[comp.sw.components] Concurrent Priority Queues

wtwolfe@hubcap.clemson.edu (Bill Wolfe) (09/04/89)

This is a review of the article "Concurrent Operations on Priority Queues",
by Douglas W. Jones, which appeared in the January 1989 issue of 
Communications of the ACM (Volume 32, Number 1).  The article describes 
a concurrent implementation of the priority queue structure known as the 
"skew heap".  It begins with the algorithms used for the manipulation of 
the sequential version, and applies a series of transformations to those 
algorithms which ultimately result in a set of algorithms which permits 
the enqueuing and dequeuing of items concurrently.  The correctness of the 
algorithms is discussed, and there are concluding remarks regarding 
limitations on available concurrency and regarding a workaround which can 
be applied in order to minimize the problems associated with machines 
on which process creation is expensive.

The skew heap was selected because most other data structures commonly 
used to implement the priority queue require that the root of a tree 
structure be locked throughout each operation; the remaining candidate 
was the implicit heap, versions of which could either encounter deadlocks 
(the bottom-up enqueue, top-down dequeue version, although the problem is 
described as possibly being avoidable), or require excessive time for most 
access patterns (the exclusively top-down version).  A reference is given 
to a different scheme for applying concurrency to implicit heaps, but 
without comment.

After the review of other possible data structures, the top-down variant of
the skew heap was selected.  This data structure's manipulation algorithms
give balanced insertions when the inserted item is of lower priority than 
any other item in the subtree, but produce imbalance when the inserted item
is of higher priority than any other item in the subtree; specifically, a 
sequence of insertions in descending order of priority will result in a 
perfectly balanced tree, while a sequence of insertions in increasing order 
of priority will result in a left linear degenerate tree.  This implies that 
operations on the structure are individually O(n), although Tarjan has shown 
that the amortized complexity is theta (log2 n).  Since at least one of the 
other data structures (the binomial forest) is O(log2 n) (and in the case of 
the dequeuing operation, omega (log2 n)), this represents an increase in 
unpredictability relative to existing sequential technology. 

The concurrent version of the top-down skew heap involves the setting of
locks such that the node currently being operated upon is always locked,
and the child to which descent is about to occur is locked immediately 
prior to the release of the lock held on the current node; this technique 
is known as lock-coupling, and it permits less concurrency than the two 
alternate techniques, the link technique and the give-up technique (all 
three techniques are analyzed in "Concurrent Search Structure Algorithms",
ACM Transactions on Database Systems, Vol. 13, #1, an overview of which 
appeared in an earlier posting).  A further restriction on concurrency 
exists in that access to the structure is serialized by virtue of the need 
to start by acquiring exclusive access to the structure's root node; this 
contrasts unfavorably with technologies which offer serializability (a 
guarantee that the effect will be equivalent to some serial ordering of 
the presented operations, despite the fact that operations may in fact 
proceed completely in parallel) without resorting to serialization.
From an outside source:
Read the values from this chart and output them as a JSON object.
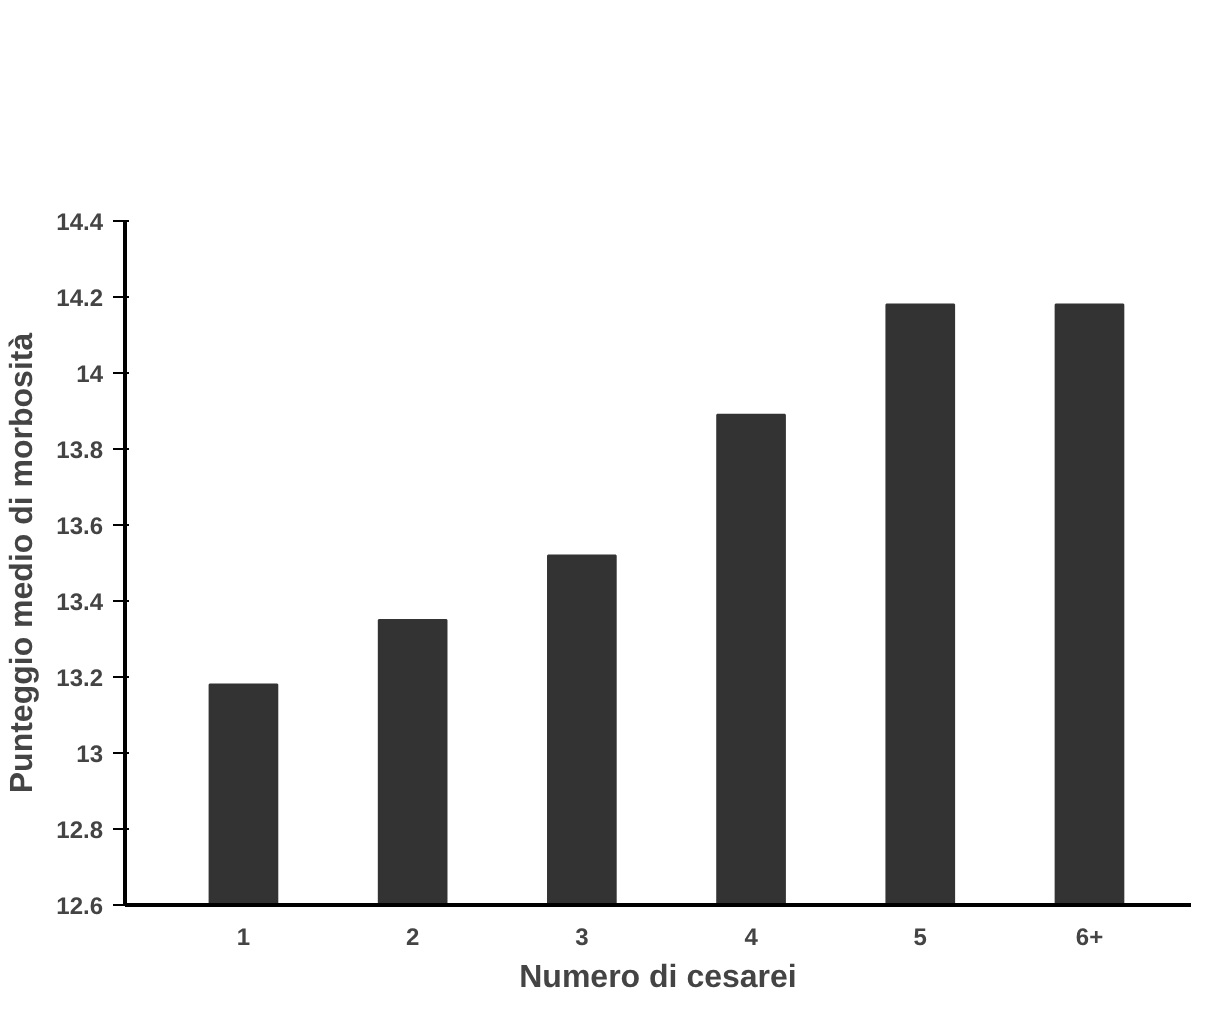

The essential idea is that after beginning at the root, each operation can
descend into the tree concurrently; beyond contention for the root of the
structure, there will not be further contention unless one process happens
to take a path which leads it to a place where some earlier process is still
working (slowly), in which case it is necessary to wait for the earlier 
process to release its lock on the desired node before further descent can
occur.  Processes will eventually reach the bottom of the tree and exit the 
system.

The author implemented the structure and tested it by initially inserting
25 items and then activating 3 producers and 3 consumers.  Insertions were
done in decreasing priority order, which is the ordering that results in
perfectly balanced tree structures (as opposed to the degenerate left 
linear structures which result when increasing priority order is used).  
With this perfectly balanced tree structure, the number of processes 
concurrently active in the structure was usually at least 2 and ranged up 
to 5, demonstrating that the structure does indeed provide some 
opportunities for concurrency.  There was a problem in that process 
creation was apparently a rather expensive operation on the author's 
machine, which resulted in another version which featured a fixed number 
of support processes which would remain permanently active and perform 
any desired operations upon request; this, of course, results in support 
process contention when the queue size and the demand for operations 
results in more work than the fixed number of support processes can handle,
and would therefore constitute yet another undesirable limitation upon the 
level of available concurrency. 

The algorithms presented were moderately readable; improvements could have
been made by writing an Exchange procedure rather than simply writing the
three lines of code without any indication of what was being done, and by 
noting explicitly that the algorithm's comparison of priorities was 
relying upon a *numerical* comparison in which increasing priorities were 
associated with numerically smaller values, thus causing the appearance 
that the < operation was testing whether the first operand's priority was 
less than that of the second operand when in fact the reverse was actually 
happening.

A final technical point to be considered is the reliance of the author's
solution on a specific parameter passing mechanism, namely, pass by 
reference.  This mechanism is hard-wired in Concurrent Pascal-S (the 
author's implementation language); Ada defines its "in out" parameters 
to be independent of the underlying parameter passing mechanism, which 
could be pass by reference, copy-in/copy-out, or any of a number of other 
mechanisms.  This problem would have to be addressed in a generic Ada
implementation by passing instead a pointer to the pointer which is to 
be modified; this would enforce the author's assumptions and enable the 
structure to be implemented correctly, regardless of the actual (compiler- 
and/or machine-dependent) parameter passing mechanism.

Despite its imperfections, however, the concurrent top-down skew heap
does offer a limited amount of concurrency to the implementor of a
concurrent priority queue, and therefore should be a useful structure
until further advances occur in concurrent priority queue technology.


   Bill Wolfe, wtwolfe@hubcap.clemson.edu